Kick the Spanish out of NI for a start. No foreign power should be building navy supply ships. Tax payers money should be going back into the pockets of a British company. Liebour destroyed Harland and Wolf scrapping the 20 million loan arranged by the Tories.
Too true. Spain is a pain we could do without, mostly. Open ship building in North East.
It wasn’t a £20m loan, it was a export loan guarantee requested for up to £200m , the Tories didn’t arrange it, they sat on it for months as the company bled out, and Labour ended up refusing it, killing off the company’s management. They then paid UK money to a Spanish nationalised industry to take away the shipbuilding side. Neither Labour nor Tory governments covered themselves with glory there.
No defence procurement should go overseas, none. Cap badges from china with trackers and explosives aren’t needed. Ships from Korea whether supply or fighting ships aren’t needed, planes from America that don’t even make it to the UK before they break down are not needed. Did the Falklands teach us nothing?
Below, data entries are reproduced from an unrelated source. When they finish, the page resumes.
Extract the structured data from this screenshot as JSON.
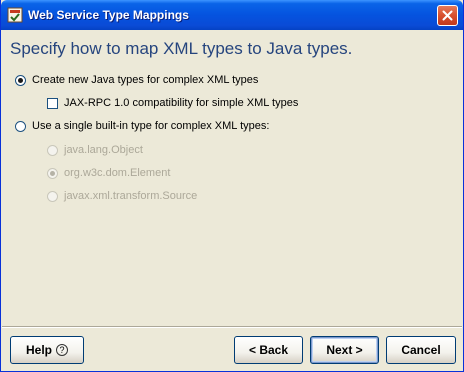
{
  "window": {
    "title": "Web Service Type Mappings",
    "icon": "wizard-app-icon",
    "close_icon": "close-icon"
  },
  "heading": "Specify how to map XML types to Java types.",
  "options": {
    "create_new": {
      "label": "Create new Java types for complex XML types",
      "selected": true,
      "enabled": true
    },
    "jaxrpc": {
      "label": "JAX-RPC 1.0 compatibility for simple XML types",
      "checked": false,
      "enabled": true
    },
    "single_builtin": {
      "label": "Use a single built-in type for complex XML types:",
      "selected": false,
      "enabled": true
    },
    "builtin_types": [
      {
        "label": "java.lang.Object",
        "selected": false,
        "enabled": false
      },
      {
        "label": "org.w3c.dom.Element",
        "selected": true,
        "enabled": false
      },
      {
        "label": "javax.xml.transform.Source",
        "selected": false,
        "enabled": false
      }
    ]
  },
  "buttons": {
    "help": "Help",
    "back": "< Back",
    "next": "Next >",
    "cancel": "Cancel"
  },
  "colors": {
    "title_bar": "#0553DF",
    "heading_text": "#26457E",
    "dialog_bg": "#ECE9D8",
    "close_button": "#D8502E",
    "disabled_text": "#ACA899"
  }
}
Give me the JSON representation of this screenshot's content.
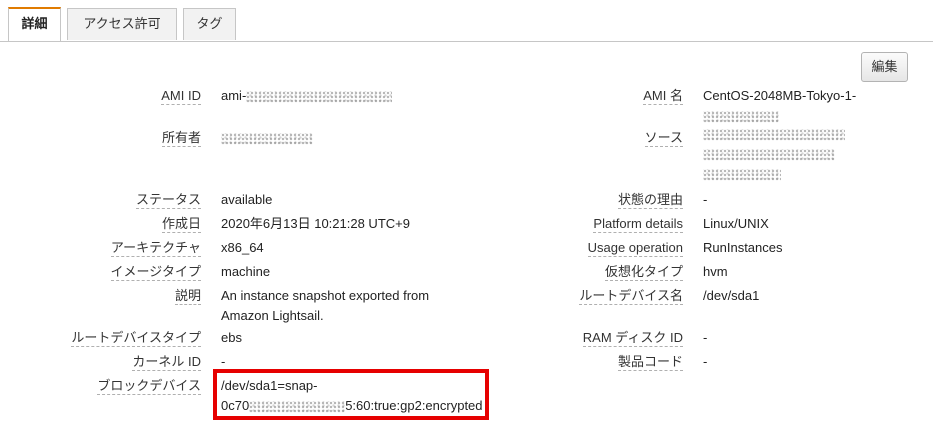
{
  "tabs": [
    {
      "label": "詳細",
      "active": true
    },
    {
      "label": "アクセス許可",
      "active": false
    },
    {
      "label": "タグ",
      "active": false
    }
  ],
  "edit_button": "編集",
  "left_fields": [
    {
      "label": "AMI ID",
      "value": "ami-",
      "redacted_suffix": true
    },
    {
      "label": "所有者",
      "value": "",
      "redacted_suffix": true
    },
    {
      "label": "ステータス",
      "value": "available"
    },
    {
      "label": "作成日",
      "value": "2020年6月13日 10:21:28 UTC+9"
    },
    {
      "label": "アーキテクチャ",
      "value": "x86_64"
    },
    {
      "label": "イメージタイプ",
      "value": "machine"
    },
    {
      "label": "説明",
      "value_line1": "An instance snapshot exported from",
      "value_line2": "Amazon Lightsail."
    },
    {
      "label": "ルートデバイスタイプ",
      "value": "ebs"
    },
    {
      "label": "カーネル ID",
      "value": "-"
    },
    {
      "label": "ブロックデバイス",
      "value_line1": "/dev/sda1=snap-",
      "value_line2_prefix": "0c70",
      "value_line2_suffix": "5:60:true:gp2:encrypted"
    }
  ],
  "right_fields": [
    {
      "label": "AMI 名",
      "value": "CentOS-2048MB-Tokyo-1-"
    },
    {
      "label": "ソース",
      "value": ""
    },
    {
      "label": "状態の理由",
      "value": "-"
    },
    {
      "label": "Platform details",
      "value": "Linux/UNIX"
    },
    {
      "label": "Usage operation",
      "value": "RunInstances"
    },
    {
      "label": "仮想化タイプ",
      "value": "hvm"
    },
    {
      "label": "ルートデバイス名",
      "value": "/dev/sda1"
    },
    {
      "label": "RAM ディスク ID",
      "value": "-"
    },
    {
      "label": "製品コード",
      "value": "-"
    }
  ],
  "colors": {
    "highlight_border": "#e60000",
    "active_tab_accent": "#e07b00"
  }
}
The Argentinians lost because they couldn’t make exocets, it’s that simple, had they been able to they would have sunk every single British ship.
My concern with this is that RN and others are forced to buy uncompetitively priced UK produced tugs and dry docks etc that would be faster produced abroad rather than expensively generating a capability which then withers and is ‘kept alive’ with idiotic orders.
I’d far rather see the cash used to run Rosyth, Belfast , Appledore and Govan full blast doing what they are good at…..although I accept that wether they are ‘good at’ warship fitout remains to be tested….
Belfast H&W”navantia uk” will be the best shipyard in the uk next decade they are upgrading like mad!!